Sorry, a lightening strike near my place has eliminated my usual internet access, and so I'm having to patch something together using my cell phone! Apologies therefore for the lack of posts over the last few days, and for any lack of editing you may now be seeing... oh well.
Strokes can be either thrombotic (80%) or haemorrhagic (20%). Of the haemorrhagic ones, three quarters are intracerebral (the rest are subarachnoid haemorrhages). The commonest cause of an intracerebral bleed is chronic hypertension, which seems to particularly damage and weaken the small penetrating arteries deep in the brain.

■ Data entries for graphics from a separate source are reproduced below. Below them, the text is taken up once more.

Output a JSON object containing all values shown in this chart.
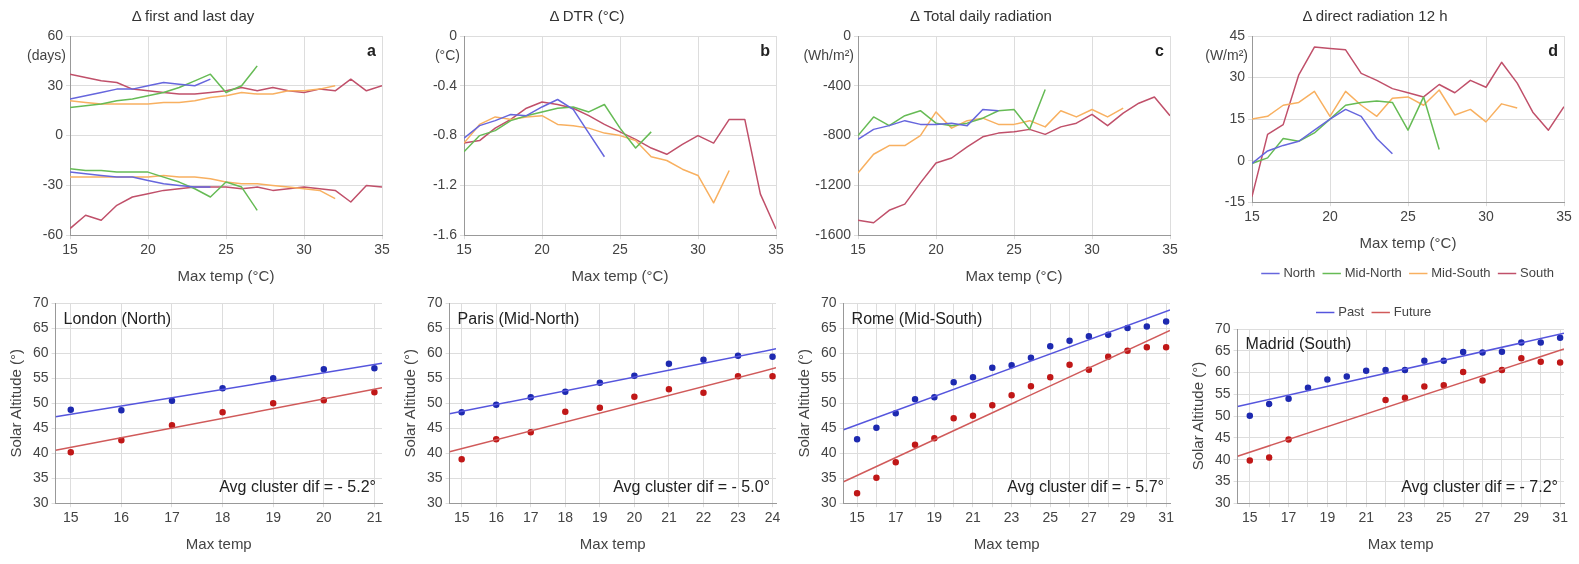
{
  "chart_data": [
    {
      "type": "line",
      "title": "Δ first and last day",
      "xlabel": "Max temp (°C)",
      "ylabel": "(days)",
      "annotations": [
        "a"
      ],
      "grid": true,
      "x": [
        15,
        16,
        17,
        18,
        19,
        20,
        21,
        22,
        23,
        24,
        25,
        26,
        27,
        28,
        29,
        30,
        31,
        32,
        33,
        34,
        35
      ],
      "xlim": [
        15,
        35
      ],
      "xticks": [
        15,
        20,
        25,
        30,
        35
      ],
      "ylim": [
        -60,
        60
      ],
      "yticks": [
        -60,
        -30,
        0,
        30,
        60
      ],
      "series": [
        {
          "color": "#6666dd",
          "values": [
            22,
            24,
            26,
            28,
            28,
            30,
            32,
            31,
            30,
            34,
            null,
            null,
            null,
            null,
            null,
            null,
            null,
            null,
            null,
            null,
            null
          ]
        },
        {
          "color": "#6666dd",
          "values": [
            -22,
            -23,
            -24,
            -25,
            -25,
            -27,
            -29,
            -30,
            -31,
            -31,
            null,
            null,
            null,
            null,
            null,
            null,
            null,
            null,
            null,
            null,
            null
          ]
        },
        {
          "color": "#66bb55",
          "values": [
            17,
            18,
            19,
            21,
            22,
            24,
            26,
            29,
            33,
            37,
            26,
            30,
            42,
            null,
            null,
            null,
            null,
            null,
            null,
            null,
            null
          ]
        },
        {
          "color": "#66bb55",
          "values": [
            -20,
            -21,
            -21,
            -22,
            -22,
            -22,
            -25,
            -28,
            -32,
            -37,
            -28,
            -31,
            -45,
            null,
            null,
            null,
            null,
            null,
            null,
            null,
            null
          ]
        },
        {
          "color": "#f8b060",
          "values": [
            21,
            20,
            19,
            19,
            19,
            19,
            20,
            20,
            21,
            23,
            24,
            26,
            25,
            25,
            27,
            27,
            28,
            30,
            null,
            null,
            null
          ]
        },
        {
          "color": "#f8b060",
          "values": [
            -25,
            -25,
            -25,
            -25,
            -25,
            -25,
            -24,
            -25,
            -25,
            -26,
            -28,
            -29,
            -29,
            -30,
            -31,
            -32,
            -33,
            -38,
            null,
            null,
            null
          ]
        },
        {
          "color": "#c0506a",
          "values": [
            37,
            35,
            33,
            32,
            28,
            27,
            26,
            25,
            25,
            26,
            27,
            29,
            27,
            29,
            27,
            26,
            28,
            27,
            34,
            27,
            30
          ]
        },
        {
          "color": "#c0506a",
          "values": [
            -56,
            -48,
            -51,
            -42,
            -37,
            -35,
            -33,
            -32,
            -31,
            -31,
            -31,
            -32,
            -31,
            -33,
            -32,
            -31,
            -32,
            -33,
            -40,
            -30,
            -31
          ]
        }
      ]
    },
    {
      "type": "line",
      "title": "Δ DTR (°C)",
      "xlabel": "Max temp (°C)",
      "ylabel": "(°C)",
      "annotations": [
        "b"
      ],
      "grid": true,
      "x": [
        15,
        16,
        17,
        18,
        19,
        20,
        21,
        22,
        23,
        24,
        25,
        26,
        27,
        28,
        29,
        30,
        31,
        32,
        33,
        34,
        35
      ],
      "xlim": [
        15,
        35
      ],
      "xticks": [
        15,
        20,
        25,
        30,
        35
      ],
      "ylim": [
        -1.6,
        0
      ],
      "yticks": [
        -1.6,
        -1.2,
        -0.8,
        -0.4,
        0
      ],
      "series": [
        {
          "color": "#6666dd",
          "values": [
            -0.82,
            -0.72,
            -0.68,
            -0.63,
            -0.64,
            -0.57,
            -0.51,
            -0.59,
            -0.78,
            -0.97,
            null,
            null,
            null,
            null,
            null,
            null,
            null,
            null,
            null,
            null,
            null
          ]
        },
        {
          "color": "#66bb55",
          "values": [
            -0.93,
            -0.8,
            -0.76,
            -0.68,
            -0.64,
            -0.61,
            -0.58,
            -0.57,
            -0.61,
            -0.55,
            -0.74,
            -0.9,
            -0.77,
            null,
            null,
            null,
            null,
            null,
            null,
            null,
            null
          ]
        },
        {
          "color": "#f8b060",
          "values": [
            -0.86,
            -0.71,
            -0.65,
            -0.67,
            -0.65,
            -0.64,
            -0.71,
            -0.72,
            -0.74,
            -0.78,
            -0.8,
            -0.84,
            -0.97,
            -1.0,
            -1.07,
            -1.12,
            -1.34,
            -1.08,
            null,
            null,
            null
          ]
        },
        {
          "color": "#c0506a",
          "values": [
            -0.86,
            -0.84,
            -0.74,
            -0.67,
            -0.58,
            -0.53,
            -0.55,
            -0.58,
            -0.64,
            -0.71,
            -0.77,
            -0.83,
            -0.9,
            -0.95,
            -0.87,
            -0.8,
            -0.86,
            -0.67,
            -0.67,
            -1.27,
            -1.55
          ]
        }
      ]
    },
    {
      "type": "line",
      "title": "Δ Total daily radiation",
      "xlabel": "Max temp (°C)",
      "ylabel": "(Wh/m²)",
      "annotations": [
        "c"
      ],
      "grid": true,
      "x": [
        15,
        16,
        17,
        18,
        19,
        20,
        21,
        22,
        23,
        24,
        25,
        26,
        27,
        28,
        29,
        30,
        31,
        32,
        33,
        34,
        35
      ],
      "xlim": [
        15,
        35
      ],
      "xticks": [
        15,
        20,
        25,
        30,
        35
      ],
      "ylim": [
        -1600,
        0
      ],
      "yticks": [
        -1600,
        -1200,
        -800,
        -400,
        0
      ],
      "series": [
        {
          "color": "#6666dd",
          "values": [
            -830,
            -750,
            -720,
            -680,
            -710,
            -710,
            -700,
            -720,
            -590,
            -600,
            null,
            null,
            null,
            null,
            null,
            null,
            null,
            null,
            null,
            null,
            null
          ]
        },
        {
          "color": "#66bb55",
          "values": [
            -800,
            -650,
            -720,
            -640,
            -600,
            -700,
            -720,
            -700,
            -660,
            -600,
            -590,
            -750,
            -430,
            null,
            null,
            null,
            null,
            null,
            null,
            null,
            null
          ]
        },
        {
          "color": "#f8b060",
          "values": [
            -1100,
            -950,
            -880,
            -880,
            -800,
            -610,
            -740,
            -680,
            -660,
            -710,
            -710,
            -680,
            -730,
            -600,
            -650,
            -590,
            -650,
            -580,
            null,
            null,
            null
          ]
        },
        {
          "color": "#c0506a",
          "values": [
            -1480,
            -1500,
            -1400,
            -1350,
            -1180,
            -1020,
            -980,
            -890,
            -810,
            -780,
            -770,
            -750,
            -790,
            -730,
            -700,
            -630,
            -720,
            -620,
            -540,
            -490,
            -640
          ]
        }
      ]
    },
    {
      "type": "line",
      "title": "Δ direct radiation 12 h",
      "xlabel": "Max temp (°C)",
      "ylabel": "(W/m²)",
      "annotations": [
        "d"
      ],
      "grid": true,
      "legend": "bottom right",
      "x": [
        15,
        16,
        17,
        18,
        19,
        20,
        21,
        22,
        23,
        24,
        25,
        26,
        27,
        28,
        29,
        30,
        31,
        32,
        33,
        34,
        35
      ],
      "xlim": [
        15,
        35
      ],
      "xticks": [
        15,
        20,
        25,
        30,
        35
      ],
      "ylim": [
        -15,
        45
      ],
      "yticks": [
        -15,
        0,
        15,
        30,
        45
      ],
      "series": [
        {
          "name": "North",
          "color": "#6666dd",
          "values": [
            -1,
            3.5,
            5.5,
            7,
            11,
            15,
            18.5,
            16,
            8,
            2.5,
            null,
            null,
            null,
            null,
            null,
            null,
            null,
            null,
            null,
            null,
            null
          ]
        },
        {
          "name": "Mid-North",
          "color": "#66bb55",
          "values": [
            -1,
            1,
            8,
            7,
            10,
            15,
            20,
            21,
            21.5,
            21,
            11,
            23,
            4,
            null,
            null,
            null,
            null,
            null,
            null,
            null,
            null
          ]
        },
        {
          "name": "Mid-South",
          "color": "#f8b060",
          "values": [
            15,
            16,
            20,
            21,
            25,
            16,
            25,
            20,
            16,
            22.5,
            23,
            20,
            25.5,
            16.5,
            18.5,
            14,
            20.5,
            19,
            null,
            null,
            null
          ]
        },
        {
          "name": "South",
          "color": "#c0506a",
          "values": [
            -13,
            9.5,
            13,
            31,
            41,
            40.5,
            40,
            31.5,
            29,
            26,
            24.5,
            23,
            27.5,
            24.5,
            29,
            26.5,
            35.5,
            28,
            17.5,
            11,
            19.5
          ]
        }
      ]
    },
    {
      "type": "scatter",
      "xlabel": "Max temp",
      "ylabel": "Solar Altitude (°)",
      "annotations": [
        "London (North)",
        "Avg cluster dif = - 5.2°"
      ],
      "grid": true,
      "xlim": [
        14.7,
        21.15
      ],
      "xticks": [
        15,
        16,
        17,
        18,
        19,
        20,
        21
      ],
      "ylim": [
        30,
        70
      ],
      "yticks": [
        30,
        35,
        40,
        45,
        50,
        55,
        60,
        65,
        70
      ],
      "series": [
        {
          "type": "line",
          "color": "#5555dd",
          "x": [
            14.7,
            21.15
          ],
          "values": [
            47.3,
            58
          ]
        },
        {
          "type": "line",
          "color": "#d05a5a",
          "x": [
            14.7,
            21.15
          ],
          "values": [
            40.6,
            53.1
          ]
        },
        {
          "color": "#1e2ab0",
          "marker": "circle",
          "x": [
            15,
            16,
            17,
            18,
            19,
            20,
            21
          ],
          "values": [
            48.7,
            48.6,
            50.5,
            53,
            55,
            56.8,
            57
          ]
        },
        {
          "color": "#c01818",
          "marker": "circle",
          "x": [
            15,
            16,
            17,
            18,
            19,
            20,
            21
          ],
          "values": [
            40.2,
            42.6,
            45.6,
            48.2,
            50,
            50.6,
            52.2
          ]
        }
      ]
    },
    {
      "type": "scatter",
      "xlabel": "Max temp",
      "ylabel": "Solar Altitude (°)",
      "annotations": [
        "Paris (Mid-North)",
        "Avg cluster dif = - 5.0°"
      ],
      "grid": true,
      "xlim": [
        14.65,
        24.1
      ],
      "xticks": [
        15,
        16,
        17,
        18,
        19,
        20,
        21,
        22,
        23,
        24
      ],
      "ylim": [
        30,
        70
      ],
      "yticks": [
        30,
        35,
        40,
        45,
        50,
        55,
        60,
        65,
        70
      ],
      "series": [
        {
          "type": "line",
          "color": "#5555dd",
          "x": [
            14.65,
            24.1
          ],
          "values": [
            47.9,
            60.9
          ]
        },
        {
          "type": "line",
          "color": "#d05a5a",
          "x": [
            14.65,
            24.1
          ],
          "values": [
            40.3,
            57.1
          ]
        },
        {
          "color": "#1e2ab0",
          "marker": "circle",
          "x": [
            15,
            16,
            17,
            18,
            19,
            20,
            21,
            22,
            23,
            24
          ],
          "values": [
            48.2,
            49.7,
            51.2,
            52.3,
            54.1,
            55.5,
            57.9,
            58.7,
            59.5,
            59.3
          ]
        },
        {
          "color": "#c01818",
          "marker": "circle",
          "x": [
            15,
            16,
            17,
            18,
            19,
            20,
            21,
            22,
            23,
            24
          ],
          "values": [
            38.8,
            42.8,
            44.2,
            48.3,
            49.1,
            51.3,
            52.8,
            52.1,
            55.4,
            55.4
          ]
        }
      ]
    },
    {
      "type": "scatter",
      "xlabel": "Max temp",
      "ylabel": "Solar Altitude (°)",
      "annotations": [
        "Rome (Mid-South)",
        "Avg cluster dif = - 5.7°"
      ],
      "grid": true,
      "xlim": [
        14.3,
        31.2
      ],
      "xticks": [
        15,
        {
          "value": 16,
          "label": null
        },
        17,
        {
          "value": 18,
          "label": null
        },
        19,
        {
          "value": 20,
          "label": null
        },
        21,
        {
          "value": 22,
          "label": null
        },
        23,
        {
          "value": 24,
          "label": null
        },
        25,
        {
          "value": 26,
          "label": null
        },
        27,
        {
          "value": 28,
          "label": null
        },
        29,
        {
          "value": 30,
          "label": null
        },
        31
      ],
      "ylim": [
        30,
        70
      ],
      "yticks": [
        30,
        35,
        40,
        45,
        50,
        55,
        60,
        65,
        70
      ],
      "series": [
        {
          "type": "line",
          "color": "#5555dd",
          "x": [
            14.3,
            31.2
          ],
          "values": [
            44.7,
            68.7
          ]
        },
        {
          "type": "line",
          "color": "#d05a5a",
          "x": [
            14.3,
            31.2
          ],
          "values": [
            34.3,
            64.6
          ]
        },
        {
          "color": "#1e2ab0",
          "marker": "circle",
          "x": [
            15,
            16,
            17,
            18,
            19,
            20,
            21,
            22,
            23,
            24,
            25,
            26,
            27,
            28,
            29,
            30,
            31
          ],
          "values": [
            42.8,
            45.1,
            48,
            50.8,
            51.2,
            54.2,
            55.2,
            57.1,
            57.6,
            59.1,
            61.4,
            62.5,
            63.4,
            63.7,
            65.1,
            65.4,
            66.4
          ]
        },
        {
          "color": "#c01818",
          "marker": "circle",
          "x": [
            15,
            16,
            17,
            18,
            19,
            20,
            21,
            22,
            23,
            24,
            25,
            26,
            27,
            28,
            29,
            30,
            31
          ],
          "values": [
            32,
            35.1,
            38.2,
            41.7,
            43,
            47,
            47.5,
            49.6,
            51.6,
            53.4,
            55.2,
            57.7,
            56.7,
            59.3,
            60.5,
            61.2,
            61.2
          ]
        }
      ]
    },
    {
      "type": "scatter",
      "xlabel": "Max temp",
      "ylabel": "Solar Altitude (°)",
      "annotations": [
        "Madrid (South)",
        "Avg cluster dif = - 7.2°"
      ],
      "grid": true,
      "legend": "top",
      "xlim": [
        14.37,
        31.2
      ],
      "xticks": [
        15,
        {
          "value": 16,
          "label": null
        },
        17,
        {
          "value": 18,
          "label": null
        },
        19,
        {
          "value": 20,
          "label": null
        },
        21,
        {
          "value": 22,
          "label": null
        },
        23,
        {
          "value": 24,
          "label": null
        },
        25,
        {
          "value": 26,
          "label": null
        },
        27,
        {
          "value": 28,
          "label": null
        },
        29,
        {
          "value": 30,
          "label": null
        },
        31
      ],
      "ylim": [
        30,
        70
      ],
      "yticks": [
        30,
        35,
        40,
        45,
        50,
        55,
        60,
        65,
        70
      ],
      "series": [
        {
          "type": "line",
          "name": "Past",
          "color": "#5555dd",
          "x": [
            14.37,
            31.2
          ],
          "values": [
            52.2,
            69
          ]
        },
        {
          "type": "line",
          "name": "Future",
          "color": "#d05a5a",
          "x": [
            14.37,
            31.2
          ],
          "values": [
            40.8,
            65.4
          ]
        },
        {
          "color": "#1e2ab0",
          "marker": "circle",
          "x": [
            15,
            16,
            17,
            18,
            19,
            20,
            21,
            22,
            23,
            24,
            25,
            26,
            27,
            28,
            29,
            30,
            31
          ],
          "values": [
            50.1,
            52.8,
            54,
            56.5,
            58.4,
            59.1,
            60.4,
            60.6,
            60.6,
            62.7,
            62.7,
            64.7,
            64.6,
            64.8,
            66.9,
            66.9,
            68
          ]
        },
        {
          "color": "#c01818",
          "marker": "circle",
          "x": [
            15,
            16,
            17,
            18,
            19,
            20,
            21,
            22,
            23,
            24,
            25,
            26,
            27,
            28,
            29,
            30,
            31
          ],
          "values": [
            39.8,
            40.5,
            44.6,
            null,
            null,
            null,
            null,
            53.7,
            54.2,
            56.8,
            57.1,
            60.1,
            58.2,
            60.6,
            63.3,
            62.5,
            62.3
          ]
        }
      ]
    }
  ]
}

In terms of location, any site is possible, but as you might expect, some are more popular than others. The most likely areas are the basal ganglia (putamen, thalamus especially) and adjacent white matter, the deep cerebellum, and the pons. In fact, when intracerebral bleeds occur in other areas, you should more strongly consider a diagnosis other than hypertension.
Other causes of intracerebral bleeds are cerebral amyloid angiopathy (degeneration and amyloid deposition in elderly patients), arteriovenous malformations, cocaine use, head injury, anticoagulant therapy (and bleeding disorders in general), and a haemorrhage into a brain tumour. This list obviously isn’t exhaustive, but is more than enough.